18. Bölüm

1.1K 117 77
                                    

Ev sahnesinde ağladığımı itiraf ediyorum. Bir de şarkıyı dinleyebilirseniz, dinleyerek okumanızı öneririm. 
Akmu- Around

****

"Beni delirtiyorsun" Söylediğinde gülümsedim. Bugün o kadar çok gülümsemiştim ki yüz kaslarım ağrıyordu. Koynunda mayışmıştım. Çıplak göğsü ve çıplak bacakları bana değerken beni sıcaklığıyla sarıyordu. Bir ayağı, benim topuklarımı okşuyordu. Ve camdan giren sokak lambalarının ışığı odayı aydınlatıyordu biraz biraz.

"Sana ne yemek yapmamı istersin?" Heyecandan neredeyse Mei kadar ince çıkan sesimle kahkaha attık. Saçımı okşayarak gözlerimin içine baktı derince. "Benim yemeğim burada, ancak sanırım pişmesi için biraz daha beklemeliyim." Buruk bir gülümseme yüzünü kapladığında gülüşünden öptüm, ortaya kaydım ve tamamen dudaklarımı yasladım.

Nasıl bu kadar rahattım bende bilmiyordum ama eğer bir hata yapıyorsam bile bu yaptığım en güzel hataydı. Yani Mei'den sonra.

"Hadi kalkalım" Dediğinde gerildim. Yataktan kalkmam demek, beni yarı çıplak görecek demekti. Aslında görmüştü de ancak bu garip bir utanç dalgası yaymıştı vücuduma. Yerdeki gömleğimi alıp tekrar üstüme geçirdi ve gözlerimin içine bakarak düğmelerimi ilikledi.

Ardından pantolonumu bacaklarımdan yukarıya taşırken kapanmadan önce her noktamı öptü ve beni bir kez daha kendimden geçirdi.

Sevişmiştik.

Seks yapıp yapmamamız önemli değildi. Biz, sevişmiştik. İki aşık gibi.

Sonunda o da giyindiğinde utançtan kızaran yanaklarıma bir buse kondurdu ve beni de elimden tutarak beraberinde odadan çıkardı. "Çarşafımı bir daha yıkamayacağım" Söylediğinde kısık bir kahkaha attım. El ele gülümseyerek mutfağa girdiğimizde şaşırtan aynı zamanda korkutan bir şey vardı. Sofra kuruluydu.

Bir anda üstüme binen suçluluk, şüphe ve gerginlik aynı şekilde Sehun'a da yansımıştı. Bulaşıklar yıkanmış yemekler yapılmıştı.

"Hey" Baekhyun omuzlarımı sıkıp bıraktıktan sonra Chanyeol'da arkasından geldi. Bir şey söyleyememiştim. Sehun da bende susmuştuk. Chanyeol ve Baekhyun bizi umursamadan sofraya oturduklarında sessizce bizde onlara eşlik ettik.

Çatal bıçak seslerinin arasında Baekhyun; "Bugün Ming'e oynayacak bir arkadaş bulduk" dediğinde heyecanla yerimde kıpırdandım.
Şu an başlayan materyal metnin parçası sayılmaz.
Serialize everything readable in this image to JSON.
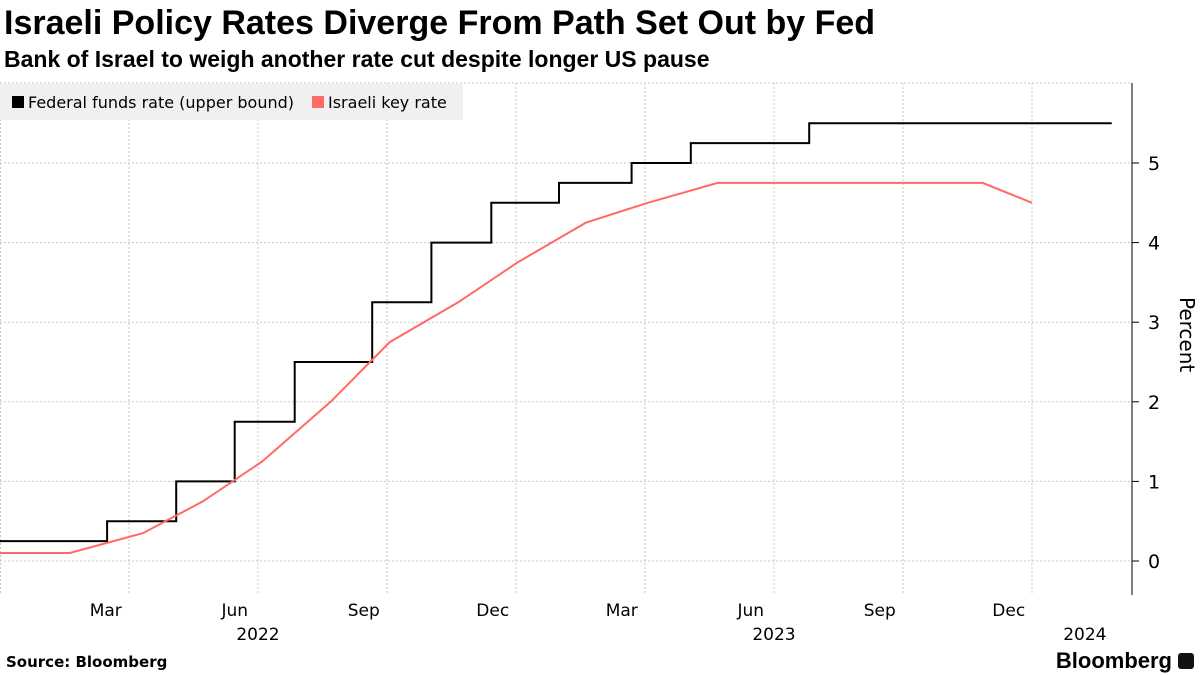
{
  "title": "Israeli Policy Rates Diverge From Path Set Out by Fed",
  "subtitle": "Bank of Israel to weigh another rate cut despite longer US pause",
  "source": "Source: Bloomberg",
  "brand": "Bloomberg",
  "chart_data": {
    "type": "line",
    "ylabel": "Percent",
    "ylim": [
      -0.4,
      6.0
    ],
    "xlim": [
      "2022-01-01",
      "2024-03-15"
    ],
    "yticks": [
      "0",
      "1",
      "2",
      "3",
      "4",
      "5"
    ],
    "month_ticks": [
      {
        "label": "Mar",
        "date": "2022-03-15"
      },
      {
        "label": "Jun",
        "date": "2022-06-15"
      },
      {
        "label": "Sep",
        "date": "2022-09-15"
      },
      {
        "label": "Dec",
        "date": "2022-12-15"
      },
      {
        "label": "Mar",
        "date": "2023-03-15"
      },
      {
        "label": "Jun",
        "date": "2023-06-15"
      },
      {
        "label": "Sep",
        "date": "2023-09-15"
      },
      {
        "label": "Dec",
        "date": "2023-12-15"
      }
    ],
    "year_ticks": [
      {
        "label": "2022",
        "date": "2022-07-01"
      },
      {
        "label": "2023",
        "date": "2023-07-01"
      },
      {
        "label": "2024",
        "date": "2024-02-08"
      }
    ],
    "legend_position": "top-left",
    "series": [
      {
        "name": "Federal funds rate (upper bound)",
        "color": "#000000",
        "step": true,
        "points": [
          [
            "2022-01-01",
            0.25
          ],
          [
            "2022-03-16",
            0.5
          ],
          [
            "2022-05-04",
            1.0
          ],
          [
            "2022-06-15",
            1.75
          ],
          [
            "2022-07-27",
            2.5
          ],
          [
            "2022-09-21",
            3.25
          ],
          [
            "2022-11-02",
            4.0
          ],
          [
            "2022-12-14",
            4.5
          ],
          [
            "2023-02-01",
            4.75
          ],
          [
            "2023-03-22",
            5.0
          ],
          [
            "2023-05-03",
            5.25
          ],
          [
            "2023-07-26",
            5.5
          ],
          [
            "2024-02-27",
            5.5
          ]
        ]
      },
      {
        "name": "Israeli key rate",
        "color": "#ff6a67",
        "step": false,
        "points": [
          [
            "2022-01-01",
            0.1
          ],
          [
            "2022-02-20",
            0.1
          ],
          [
            "2022-04-11",
            0.35
          ],
          [
            "2022-05-23",
            0.75
          ],
          [
            "2022-07-04",
            1.25
          ],
          [
            "2022-08-22",
            2.0
          ],
          [
            "2022-10-03",
            2.75
          ],
          [
            "2022-11-21",
            3.25
          ],
          [
            "2023-01-02",
            3.75
          ],
          [
            "2023-02-20",
            4.25
          ],
          [
            "2023-04-03",
            4.5
          ],
          [
            "2023-05-22",
            4.75
          ],
          [
            "2023-11-27",
            4.75
          ],
          [
            "2024-01-01",
            4.5
          ]
        ]
      }
    ]
  }
}
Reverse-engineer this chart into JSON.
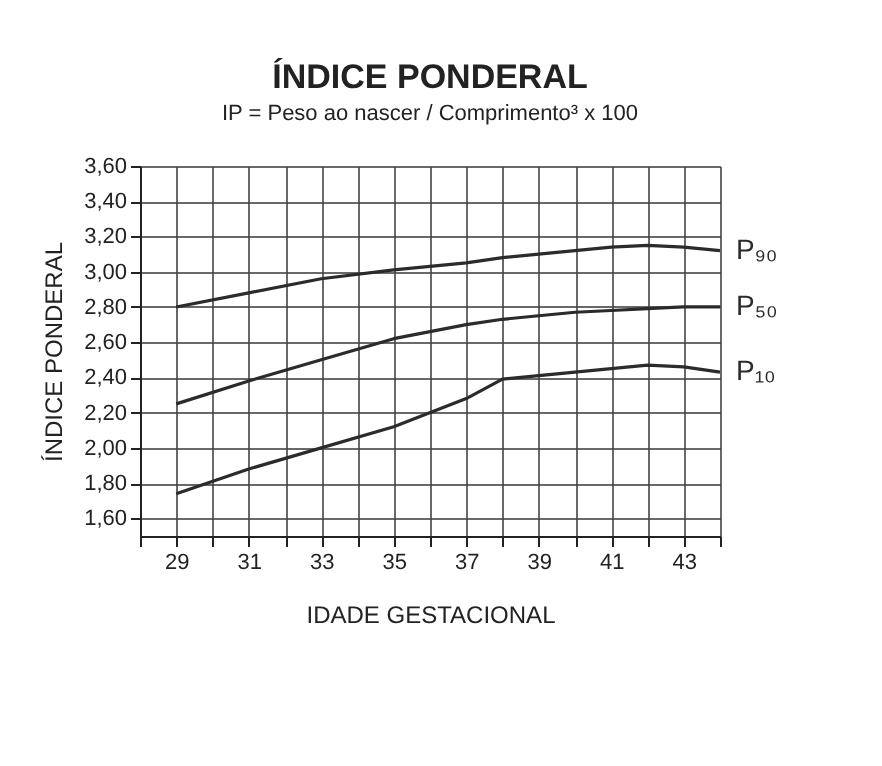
{
  "chart_data": {
    "type": "line",
    "title": "ÍNDICE PONDERAL",
    "subtitle": "IP = Peso ao nascer / Comprimento³ x 100",
    "xlabel": "IDADE GESTACIONAL",
    "ylabel": "ÍNDICE PONDERAL",
    "x": [
      29,
      31,
      33,
      35,
      37,
      38,
      39,
      40,
      41,
      42,
      43,
      44
    ],
    "series": [
      {
        "name": "P₉₀",
        "color": "#2b2b2b",
        "values": [
          2.8,
          2.88,
          2.96,
          3.01,
          3.05,
          3.08,
          3.1,
          3.12,
          3.14,
          3.15,
          3.14,
          3.12
        ]
      },
      {
        "name": "P₅₀",
        "color": "#2b2b2b",
        "values": [
          2.25,
          2.38,
          2.5,
          2.62,
          2.7,
          2.73,
          2.75,
          2.77,
          2.78,
          2.79,
          2.8,
          2.8
        ]
      },
      {
        "name": "P₁₀",
        "color": "#2b2b2b",
        "values": [
          1.74,
          1.88,
          2.0,
          2.12,
          2.28,
          2.39,
          2.41,
          2.43,
          2.45,
          2.47,
          2.46,
          2.43
        ]
      }
    ],
    "xlim": [
      28,
      44
    ],
    "xticks": [
      {
        "value": 28,
        "label": null
      },
      29,
      {
        "value": 30,
        "label": null
      },
      31,
      {
        "value": 32,
        "label": null
      },
      33,
      {
        "value": 34,
        "label": null
      },
      35,
      {
        "value": 36,
        "label": null
      },
      37,
      {
        "value": 38,
        "label": null
      },
      39,
      {
        "value": 40,
        "label": null
      },
      41,
      {
        "value": 42,
        "label": null
      },
      43,
      {
        "value": 44,
        "label": null
      }
    ],
    "ylim": [
      1.5,
      3.6
    ],
    "yticks": [
      {
        "value": 1.6,
        "label": "1,60"
      },
      {
        "value": 1.8,
        "label": "1,80"
      },
      {
        "value": 2.0,
        "label": "2,00"
      },
      {
        "value": 2.2,
        "label": "2,20"
      },
      {
        "value": 2.4,
        "label": "2,40"
      },
      {
        "value": 2.6,
        "label": "2,60"
      },
      {
        "value": 2.8,
        "label": "2,80"
      },
      {
        "value": 3.0,
        "label": "3,00"
      },
      {
        "value": 3.2,
        "label": "3,20"
      },
      {
        "value": 3.4,
        "label": "3,40"
      },
      {
        "value": 3.6,
        "label": "3,60"
      }
    ],
    "grid": true,
    "legend": false,
    "marker": "none",
    "line_style": "solid"
  }
}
Suratım aptal bir gülümsemeyle gerilirken az önce hissettiklerim uçup gitmişti bile. "Sanırım çiftleşecekler" Chanyeol söylediğinde ise taşlamayı hissetmiştik, zira Sehun'un da benim de içtiğimiz su boğazımıza kaçmıştı. 
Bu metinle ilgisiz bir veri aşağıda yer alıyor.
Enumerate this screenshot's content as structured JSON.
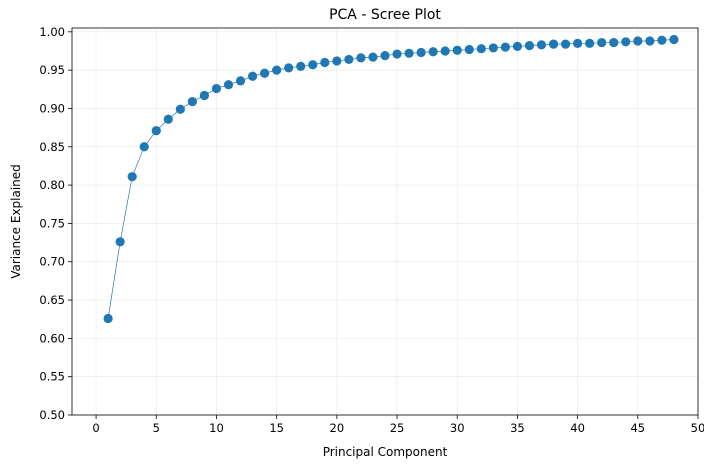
{
  "chart_data": {
    "type": "line",
    "title": "PCA - Scree Plot",
    "xlabel": "Principal Component",
    "ylabel": "Variance Explained",
    "xlim": [
      -2,
      50
    ],
    "ylim": [
      0.5,
      1.005
    ],
    "xticks": [
      0,
      5,
      10,
      15,
      20,
      25,
      30,
      35,
      40,
      45,
      50
    ],
    "yticks": [
      0.5,
      0.55,
      0.6,
      0.65,
      0.7,
      0.75,
      0.8,
      0.85,
      0.9,
      0.95,
      1.0
    ],
    "xtick_labels": [
      "0",
      "5",
      "10",
      "15",
      "20",
      "25",
      "30",
      "35",
      "40",
      "45",
      "50"
    ],
    "ytick_labels": [
      "0.50",
      "0.55",
      "0.60",
      "0.65",
      "0.70",
      "0.75",
      "0.80",
      "0.85",
      "0.90",
      "0.95",
      "1.00"
    ],
    "grid": true,
    "marker": "circle",
    "series": [
      {
        "color": "#1f77b4",
        "x": [
          1,
          2,
          3,
          4,
          5,
          6,
          7,
          8,
          9,
          10,
          11,
          12,
          13,
          14,
          15,
          16,
          17,
          18,
          19,
          20,
          21,
          22,
          23,
          24,
          25,
          26,
          27,
          28,
          29,
          30,
          31,
          32,
          33,
          34,
          35,
          36,
          37,
          38,
          39,
          40,
          41,
          42,
          43,
          44,
          45,
          46,
          47,
          48
        ],
        "values": [
          0.626,
          0.726,
          0.811,
          0.85,
          0.871,
          0.886,
          0.899,
          0.909,
          0.917,
          0.926,
          0.931,
          0.936,
          0.942,
          0.946,
          0.95,
          0.953,
          0.955,
          0.957,
          0.96,
          0.962,
          0.964,
          0.966,
          0.967,
          0.969,
          0.971,
          0.972,
          0.973,
          0.974,
          0.975,
          0.976,
          0.977,
          0.978,
          0.979,
          0.98,
          0.981,
          0.982,
          0.983,
          0.984,
          0.984,
          0.985,
          0.985,
          0.986,
          0.986,
          0.987,
          0.988,
          0.988,
          0.989,
          0.99
        ]
      }
    ]
  }
}
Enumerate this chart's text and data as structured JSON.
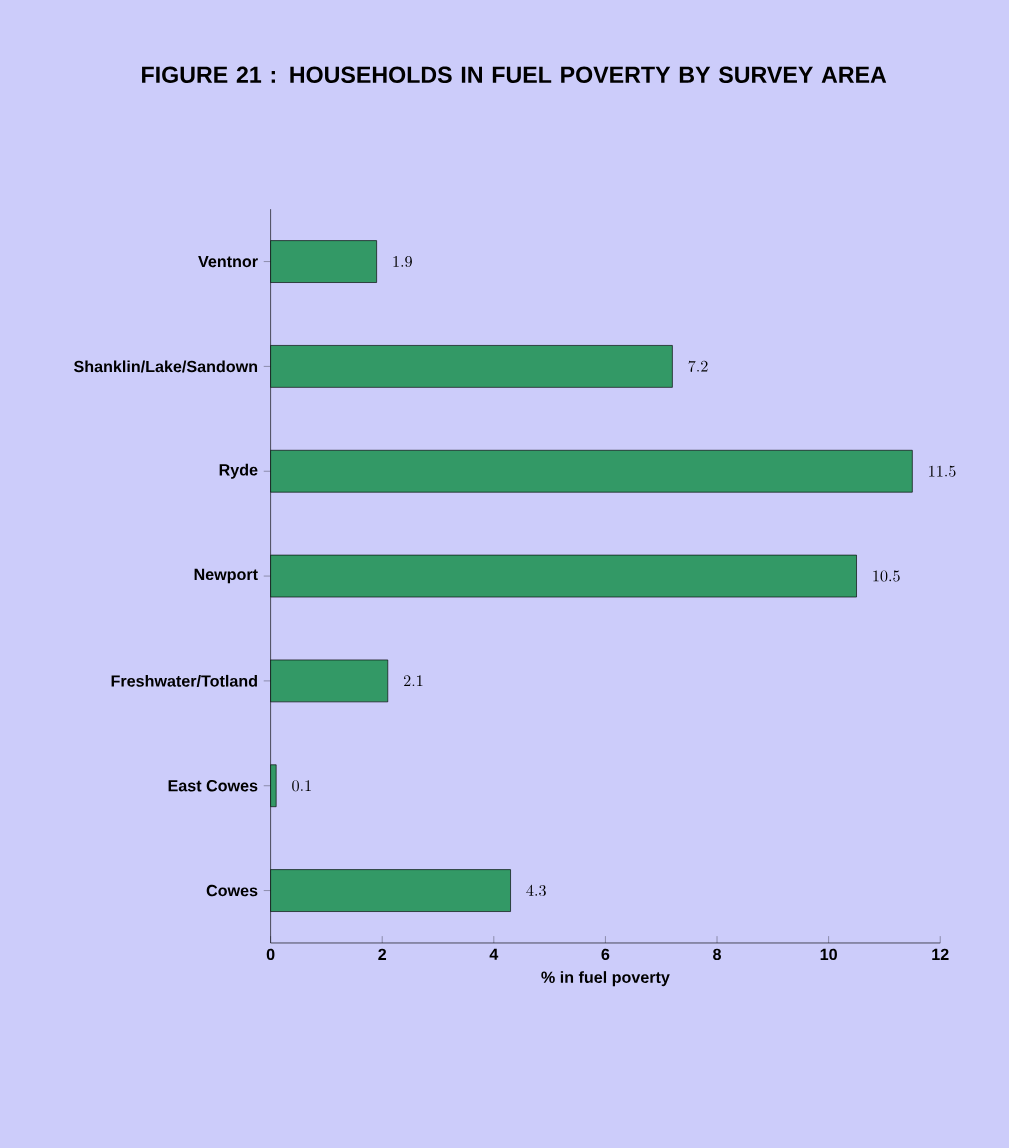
{
  "chart_data": {
    "type": "bar",
    "orientation": "horizontal",
    "title": "FIGURE 21 : HOUSEHOLDS IN FUEL POVERTY BY SURVEY AREA",
    "xlabel": "% in fuel poverty",
    "categories": [
      "Ventnor",
      "Shanklin/Lake/Sandown",
      "Ryde",
      "Newport",
      "Freshwater/Totland",
      "East Cowes",
      "Cowes"
    ],
    "values": [
      1.9,
      7.2,
      11.5,
      10.5,
      2.1,
      0.1,
      4.3
    ],
    "color": "#339966",
    "xlim": [
      0,
      12
    ],
    "xticks": [
      0,
      2,
      4,
      6,
      8,
      10,
      12
    ],
    "data_labels": true,
    "grid": false
  }
}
Baekhyun bana göz kırptı ve konuyu değiştirdi. Şehirde gezdikleri yerlerden, yeni kediden, çiftlik ürünlerinden bahsederken saatler uçup gitmişti ancak yavaş yavaş içime binen sıkıntı büyümüştü. Sofradan kalkıp ortalığı toparlarken kendimi oyalamaya çalışsamda geçmemişti.
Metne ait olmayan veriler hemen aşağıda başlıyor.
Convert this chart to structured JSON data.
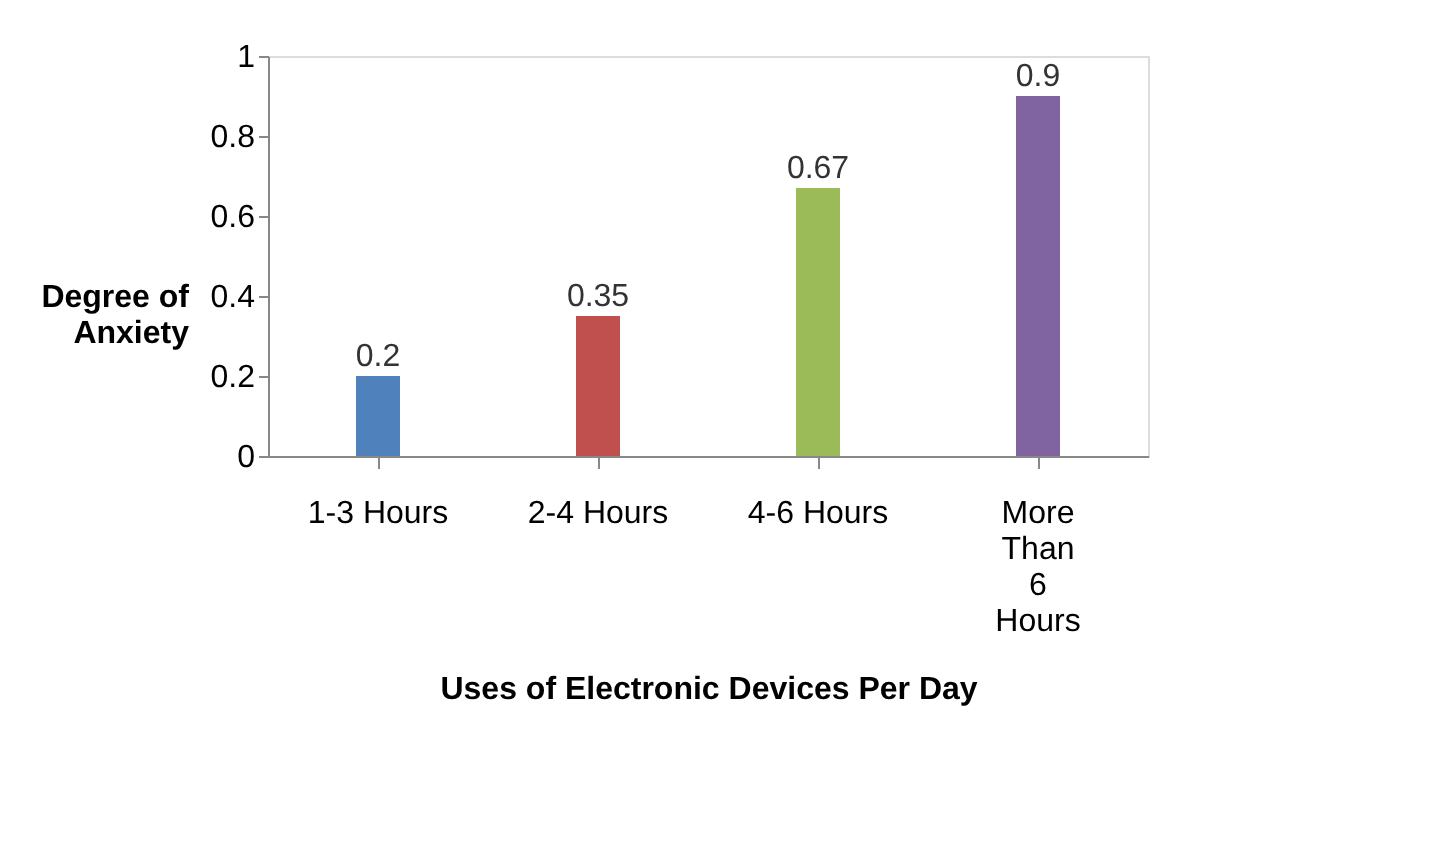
{
  "chart_data": {
    "type": "bar",
    "xlabel": "Uses of Electronic Devices Per Day",
    "ylabel": "Degree of Anxiety",
    "categories": [
      "1-3 Hours",
      "2-4 Hours",
      "4-6 Hours",
      "More Than 6 Hours"
    ],
    "values": [
      0.2,
      0.35,
      0.67,
      0.9
    ],
    "colors": [
      "#4f81bd",
      "#c0504d",
      "#9bbb59",
      "#8064a2"
    ],
    "ylim": [
      0,
      1
    ],
    "yticks": [
      0,
      0.2,
      0.4,
      0.6,
      0.8,
      1
    ],
    "data_labels": true,
    "grid": false
  }
}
Sonunda kalın hırkamı üstüme alıp oturma odasına indim. "Ben eve gidiyorum" Sehun gözlerimin içine bakmışsa da bakışlarındaki hayal kırıklığını gizleyip başını sallamıştı. "Seni bırakabilirim?" Chanyeol ve ikisi aynı anda teklif ettiğinde gülümsedim. "Sen arabalı çocuk, teşekkürler ve siz Bay Oh, evde kalıp bu iki çocuğa göz kulak olun lütfen"

****

Uzun zamandır gitmemiştim. 1 yıl olmuştu ve bu 1 yıl içerisine sadece bir kez Mei Hua'nın beşiğini almak için uğramıştım. Küçük bahçemizde yabani otlar büyümüştü. Terk edilmiş görüntüsü o kadar üzücüydü ki bir an eski mutlu olduğumu düşündüğüm hayatımı anımsadım.